Steve Wozniak, cofundador da Apple, expressou dúvidas sobre a inteligência artificial (IA) e afirmou que prefere não usá-la, pois não quer que máquinas decidam por ele. Em uma entrevista, ele destacou a importância de regulamentar a IA e garantir que as informações sejam transparentes. Wozniak criticou a forma como a IA funciona, dizendo que ela pode dar respostas erradas e não considera as diferenças entre as pessoas. Ele acredita que a IA deveria ter um sistema que mostrasse de onde vem cada informação, mas acha que isso é improvável. Wozniak também comentou sobre sua insatisfação com os recursos de IA da Apple, afirmando que eles são insuficientes para suas necessidades. Ele defendeu a biometria como uma ferramenta útil, desde que usada corretamente, e expressou preocupação com o uso indevido da tecnologia. Além disso, ele mencionou que a regulação é necessária para evitar abusos por empresas e governos. Wozniak também falou sobre sua visão do futuro da tecnologia, destacando a importância de manter a posse de bens digitais e a necessidade de simplificar a interação com dispositivos.

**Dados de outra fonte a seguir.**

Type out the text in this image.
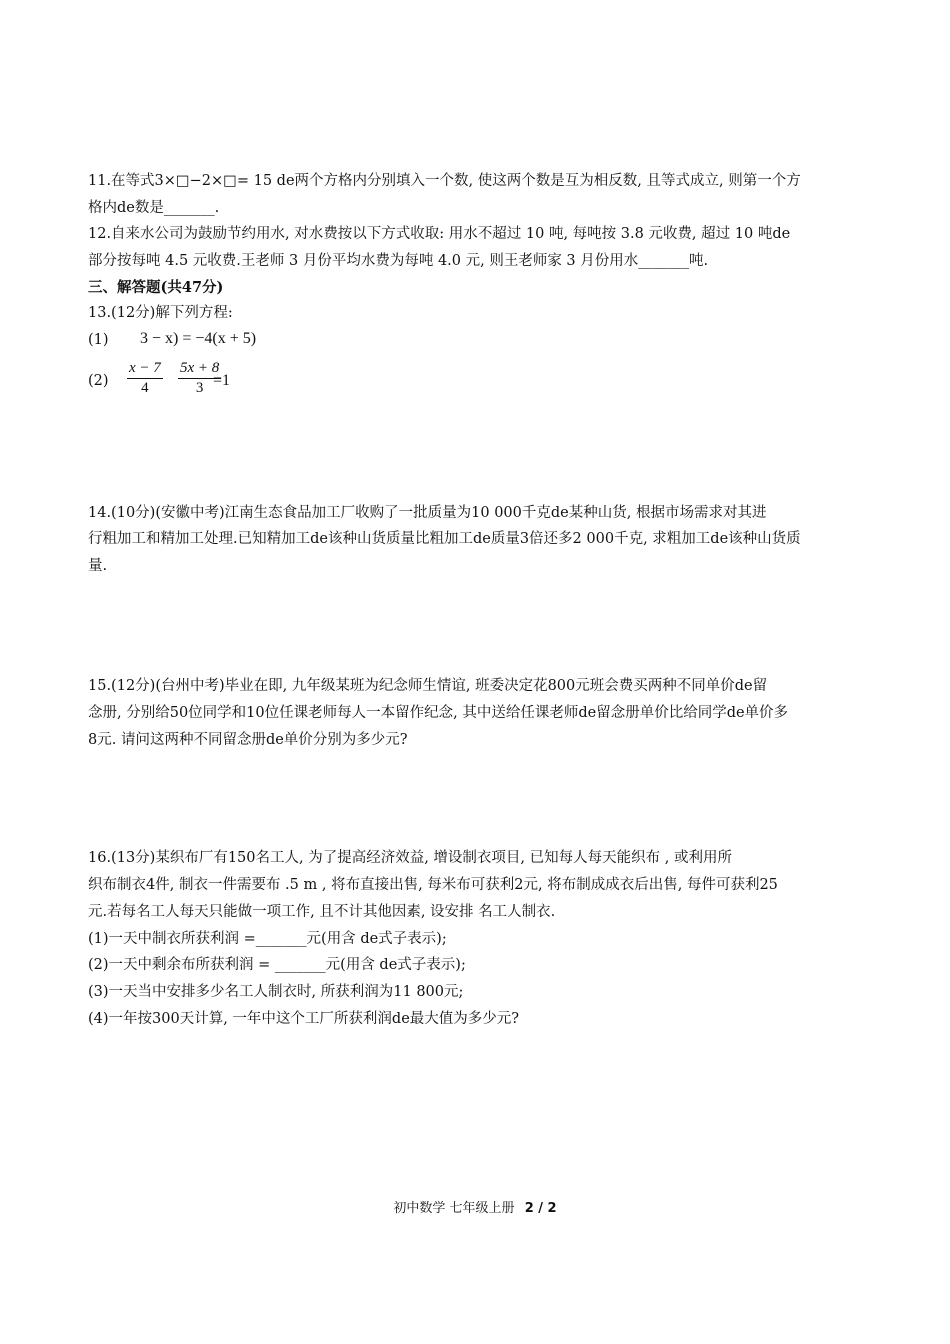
11.在等式3×□−2×□= 15 de两个方格内分别填入一个数, 使这两个数是互为相反数, 且等式成立, 则第一个方
格内de数是_______.
12.自来水公司为鼓励节约用水, 对水费按以下方式收取: 用水不超过 10 吨, 每吨按 3.8 元收费, 超过 10 吨de
部分按每吨 4.5 元收费.王老师 3 月份平均水费为每吨 4.0 元, 则王老师家 3 月份用水_______吨.
三、解答题(共47分)
13.(12分)解下列方程:
(1) 3 − x) = −4(x + 5)
$(2) \frac{x - 7}{4} \frac{5x + 8}{3}$
=1
14.(10分)(安徽中考)江南生态食品加工厂收购了一批质量为10 000千克de某种山货, 根据市场需求对其进
行粗加工和精加工处理.已知精加工de该种山货质量比粗加工de质量3倍还多2 000千克, 求粗加工de该种山货质
量.
15.(12分)(台州中考)毕业在即, 九年级某班为纪念师生情谊, 班委决定花800元班会费买两种不同单价de留
念册, 分别给50位同学和10位任课老师每人一本留作纪念, 其中送给任课老师de留念册单价比给同学de单价多
8元. 请问这两种不同留念册de单价分别为多少元?
16.(13分)某织布厂有150名工人, 为了提高经济效益, 增设制衣项目, 已知每人每天能织布 , 或利用所
织布制衣4件, 制衣一件需要布 .5 m , 将布直接出售, 每米布可获利2元, 将布制成成衣后出售, 每件可获利25
元.若每名工人每天只能做一项工作, 且不计其他因素, 设安排 名工人制衣.
(1)一天中制衣所获利润 =_______元(用含 de式子表示);
(2)一天中剩余布所获利润 = _______元(用含 de式子表示);
(3)一天当中安排多少名工人制衣时, 所获利润为11 800元;
(4)一年按300天计算, 一年中这个工厂所获利润de最大值为多少元?
初中数学 七年级上册 2 / 2
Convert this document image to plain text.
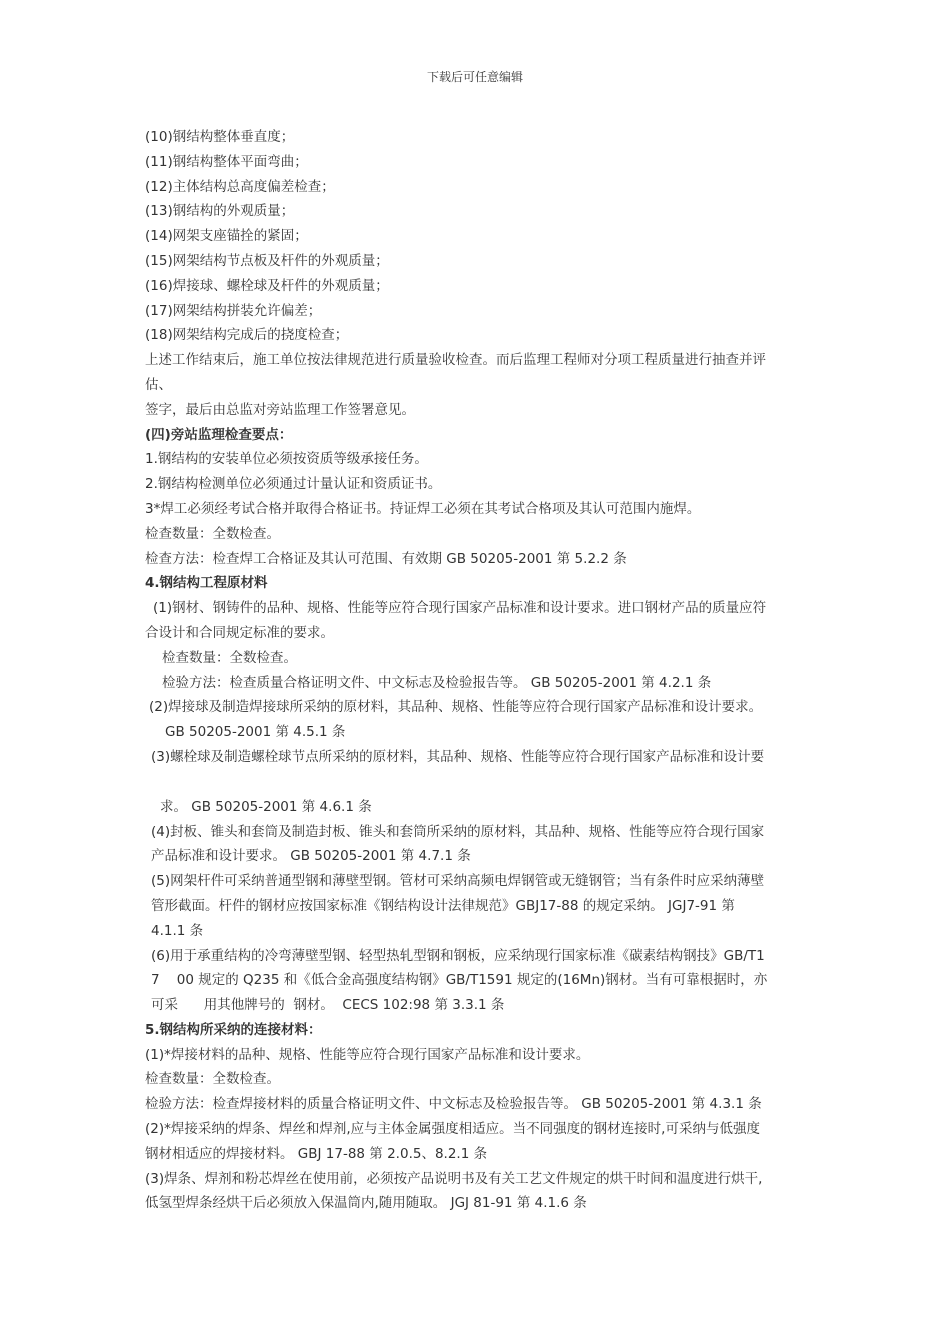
下载后可任意编辑
(10)钢结构整体垂直度；
(11)钢结构整体平面弯曲；
(12)主体结构总高度偏差检查；
(13)钢结构的外观质量；
(14)网架支座锚拴的紧固；
(15)网架结构节点板及杆件的外观质量；
(16)焊接球、螺栓球及杆件的外观质量；
(17)网架结构拼装允许偏差；
(18)网架结构完成后的挠度检查；
上述工作结束后，施工单位按法律规范进行质量验收检查。而后监理工程师对分项工程质量进行抽查并评
估、
签字，最后由总监对旁站监理工作签署意见。
(四)旁站监理检查要点：
1.钢结构的安装单位必须按资质等级承接任务。
2.钢结构检测单位必须通过计量认证和资质证书。
3*焊工必须经考试合格并取得合格证书。持证焊工必须在其考试合格项及其认可范围内施焊。
检查数量：全数检查。
检查方法：检查焊工合格证及其认可范围、有效期 GB 50205-2001 第 5.2.2 条
4.钢结构工程原材料
(1)钢材、钢铸件的品种、规格、性能等应符合现行国家产品标准和设计要求。进口钢材产品的质量应符
合设计和合同规定标准的要求。
检查数量：全数检查。
检验方法：检查质量合格证明文件、中文标志及检验报告等。 GB 50205-2001 第 4.2.1 条
(2)焊接球及制造焊接球所采纳的原材料，其品种、规格、性能等应符合现行国家产品标准和设计要求。
GB 50205-2001 第 4.5.1 条
(3)螺栓球及制造螺栓球节点所采纳的原材料，其品种、规格、性能等应符合现行国家产品标准和设计要
求。 GB 50205-2001 第 4.6.1 条
(4)封板、锥头和套筒及制造封板、锥头和套筒所采纳的原材料，其品种、规格、性能等应符合现行国家
产品标准和设计要求。 GB 50205-2001 第 4.7.1 条
(5)网架杆件可采纳普通型钢和薄壁型钢。管材可采纳高频电焊钢管或无缝钢管；当有条件时应采纳薄壁
管形截面。杆件的钢材应按国家标准《钢结构设计法律规范》GBJ17-88 的规定采纳。 JGJ7-91 第
4.1.1 条
(6)用于承重结构的冷弯薄壁型钢、轻型热轧型钢和钢板，应采纳现行国家标准《碳素结构钢技》GB/T1
7    00 规定的 Q235 和《低合金高强度结构钢》GB/T1591 规定的(16Mn)钢材。当有可靠根据时，亦
可采      用其他牌号的  钢材。  CECS 102:98 第 3.3.1 条
5.钢结构所采纳的连接材料：
(1)*焊接材料的品种、规格、性能等应符合现行国家产品标准和设计要求。
检查数量：全数检查。
检验方法：检查焊接材料的质量合格证明文件、中文标志及检验报告等。 GB 50205-2001 第 4.3.1 条
(2)*焊接采纳的焊条、焊丝和焊剂,应与主体金属强度相适应。当不同强度的钢材连接时,可采纳与低强度
钢材相适应的焊接材料。 GBJ 17-88 第 2.0.5、8.2.1 条
(3)焊条、焊剂和粉芯焊丝在使用前，必须按产品说明书及有关工艺文件规定的烘干时间和温度进行烘干,
低氢型焊条经烘干后必须放入保温筒内,随用随取。 JGJ 81-91 第 4.1.6 条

Steve Wozniak, cofundador da Apple, expressou seu ceticismo em relação à inteligência artificial (IA) durante uma entrevista ao Estadão. Ele afirmou que não utiliza IA, pois não deseja que máquinas determinem suas ações. Wozniak participou do evento Único Launch, em São Paulo, onde discutiu a regulamentação da IA e a necessidade de transparência nas informações geradas por essas tecnologias.
Wozniak destacou que a IA pode ser abusada por agentes mal-intencionados. Ele mencionou preocupações com deep fakes e a possibilidade de a IA fornecer respostas únicas que não refletem a diversidade de opiniões. Para ele, é essencial que as pessoas saibam de onde vêm as informações geradas por IA, incluindo a origem dos dados e a empresa responsável pelo treinamento do sistema.
O cofundador da Apple sugeriu que a IA deveria ter um sistema de atribuição semelhante ao que existe em artigos científicos. “Você deveria poder clicar em qualquer frase e ver de onde ela veio”, afirmou Wozniak, ressaltando que a falta de rastreabilidade pode levar a desinformação. Ele também criticou a natureza “caixa-preta” da IA, onde até mesmo os criadores não compreendem totalmente seu funcionamento.
Wozniak elogiou a biometria para identificação, desde que usada de forma ética. Ele acredita que essa tecnologia pode facilitar a vida dos usuários, mas alertou sobre o potencial de abuso. O empresário também comentou sobre a evolução da Apple, expressando insatisfação com os recursos de IA disponíveis em seus produtos, afirmando que prefere não depender deles.
Ele ainda se mostrou cético quanto à capacidade da Apple de competir no setor de IA. Wozniak acredita que a empresa pode integrar inteligência em seus dispositivos, mas ressalta que não deseja que sua privacidade seja comprometida. Ele enfatizou que a criatividade humana não deve ser substituída por máquinas, afirmando que “uma pessoa criativa não quer que alguém diga: ‘eu sei o que você vai dizer e o que você vai fazer’.”